ASCO 2019 : Cannabis et cancer, encore beaucoup de questions à éclaircir

 
Alors que la France s’apprête à expérimenter dans les prochaines semaines le cannabis thérapeutique pour les malades du cancer, notamment, le Congrès Mondial du Cancer de Chicago s’est penché sur le sujet ce week-end.
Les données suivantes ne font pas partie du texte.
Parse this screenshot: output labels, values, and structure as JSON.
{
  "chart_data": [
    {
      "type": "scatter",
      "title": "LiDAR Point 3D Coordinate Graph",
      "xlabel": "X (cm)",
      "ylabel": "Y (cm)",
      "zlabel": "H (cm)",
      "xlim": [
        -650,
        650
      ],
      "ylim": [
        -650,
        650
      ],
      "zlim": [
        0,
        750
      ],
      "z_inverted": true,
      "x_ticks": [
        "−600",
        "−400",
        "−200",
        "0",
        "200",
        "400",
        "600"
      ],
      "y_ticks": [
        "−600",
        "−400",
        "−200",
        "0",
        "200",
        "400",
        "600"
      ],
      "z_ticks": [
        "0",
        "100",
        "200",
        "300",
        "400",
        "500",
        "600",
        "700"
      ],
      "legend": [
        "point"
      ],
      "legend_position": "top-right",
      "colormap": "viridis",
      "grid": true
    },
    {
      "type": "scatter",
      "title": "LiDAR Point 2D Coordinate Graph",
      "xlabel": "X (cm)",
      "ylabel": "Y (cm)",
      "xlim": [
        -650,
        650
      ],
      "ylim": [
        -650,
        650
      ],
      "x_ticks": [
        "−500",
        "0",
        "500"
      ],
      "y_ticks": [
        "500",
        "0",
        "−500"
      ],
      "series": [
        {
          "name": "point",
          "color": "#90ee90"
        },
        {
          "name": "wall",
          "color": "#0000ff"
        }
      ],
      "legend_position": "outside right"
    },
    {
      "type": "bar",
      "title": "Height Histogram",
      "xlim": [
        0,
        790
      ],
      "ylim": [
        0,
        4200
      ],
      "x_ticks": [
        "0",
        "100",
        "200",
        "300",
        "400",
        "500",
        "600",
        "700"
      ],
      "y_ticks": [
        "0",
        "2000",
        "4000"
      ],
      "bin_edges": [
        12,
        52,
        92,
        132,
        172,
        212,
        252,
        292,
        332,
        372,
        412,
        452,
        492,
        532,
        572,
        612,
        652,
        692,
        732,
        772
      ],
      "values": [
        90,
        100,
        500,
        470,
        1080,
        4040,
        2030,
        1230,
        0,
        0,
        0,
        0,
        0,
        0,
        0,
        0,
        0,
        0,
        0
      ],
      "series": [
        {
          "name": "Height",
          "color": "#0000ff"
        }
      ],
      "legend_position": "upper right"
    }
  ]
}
Conclusion : l’usage du cannabis en oncologie est plus complexe qu’il n’y parait.

La France devrait bientôt expérimenter l’usage médical du cannabis dans certaines indications, et notamment pour les douleurs liées au cancer © Getty

D’ici la fin juin, le Comité chargé de réfléchir à l’autorisation du cannabis thérapeutique en France donnera son avis sur la question, ouvrant la voie à une prochaine expérimentation pour des malades dans certaines situations, souffrant notamment de douleurs réfractaires à tout traitement médicamenteux.

Mais cette question du cannabis thérapeutique n’est pas qu’hexagonale : le sujet a été débattu durant le Congrès mondial du cancer de Chicago, dimanche 2 juin. Et finalement, ce qu’on retient de cette session à laquelle assistaient des oncologues du monde entier, c’est que l’usage du cannabis en oncologie pose encore beaucoup de questions. Car s’il soulage, il peut aussi aggraver la situation.

Des experts américains et canadiens (chez eux, l’usage thérapeutique est déjà autorisé) sont venus en parler, justement. Au Canada par exemple, où le cannabis médical est autorisé depuis plus de dix ans, peu de cancérologues le prescrivent. Et ça peut se comprendre : « Ce n’est pas un produit standardisé, on manque de preuves sur son efficacité dans chaque situation, on ne sait pas grand chose sur les effets secondaires, tout cela est encore un peu confus », reconnait le Docteur Claude Cyr, il est médecin au Canada, et chercheur a l’Université Mc Gill sur ce sujet du cannabis thérapeutique.

Les oncologues du monde entier ont pu débattre du cannabis thérapeutique lors du Congrès de Chicago. © Radio France / Véronique Julia

On sait quand même (et les patients le rapportent) que le cannabis va soulager des douleurs, réduire des nausées, atténuer une fatigue ou calmer des anxiétés. Mais il faut rester prudent car on se rend compte, depuis peu, en cancérologie, que le cannabis peut dans certains cas faire plus de mal que de bien. Des études (elles sont encore rares) rapportent en effet qu’il peut faire grossir une tumeur, d’autres disent au contraire que ça aide à la réduire. Idem pour les interactions avec les médicaments utilisés contre le cancer : il semblerait que, consommé en même temps que certains traitements, chimio ou immunothérapie, le cannabis peut en accentuer les effets, ou au contraire limiter leur action.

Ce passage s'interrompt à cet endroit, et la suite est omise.